North Yorkshire Fire and Rescue Service’s chief fire officer Jonathan Dyson told a meeting of North Yorkshire and York’s police, fire and crime panel the ultimate goal of charging for false call-outs was to protect the cash-strapped service’s resources for incidents where people’s lives were at risk.
The meeting heard automatic fire alarms were the predominant call-out for the service and the brigade’s policies had always included the option to charge, but it had made that policy clearer recently in its Risk and Resource Model 2022-2025 as it was “starting to see repeat offenders”.
While the service has faced a bleak financial situation for several years due to what panel members have agreed has been long-term underfunding and the cost of covering a vast area, in the 12 months to March 2022, the service was called to nearly 7,600 incidents, of which nearly half were false alarms.
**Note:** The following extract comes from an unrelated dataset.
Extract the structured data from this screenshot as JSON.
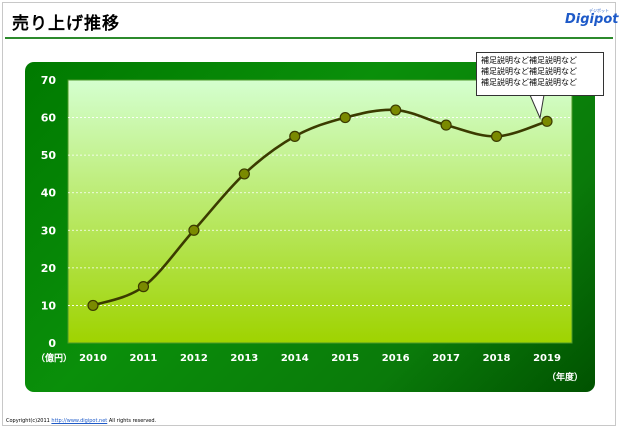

A study of Home Office data in 2021 found only two per cent of confirmed incidents from automatic fire alarms were a result of an actual fire.
It found some 90 per cent of false alarms were due to “false apparatus”, with two per cent being deemed as malicious.
Automatic fire alarms send a signal directly to fire services to respond to, but due to the volume of false call-outs some fire and rescue services now also require a confirmed fire before responding.
The meeting heard businesses in North Yorkshire and York whose fire alarms triggered four false call-out a year would be liable for a charge under the service’s policy.
North Yorkshire councillor Rich Maw questioned whether the policy was “more of a headline rather than actually something that will deter”.
The meeting heard the policy was designed to protect the service’s appliances and firefighters, to ensure time for training, and “to respond to true life incidents”.
Mr Dyson told the meeting the service went to great lengths to ensure it was supporting businesses, and only when it was “absolutely required” would the service start charging for false call-outs.
He said while charging had been proven to be effective in energising managers in places such as universities to tackle people who triggered alarms irresponsibly, he did not anticipate the North Yorkshire service having to resort to charging on a consistent or regular basis.
However, he added: “The problem being of course, to some companies it is cheaper to pay any charge that we incur on them than making the responsible persons do their job or the changes that are required.”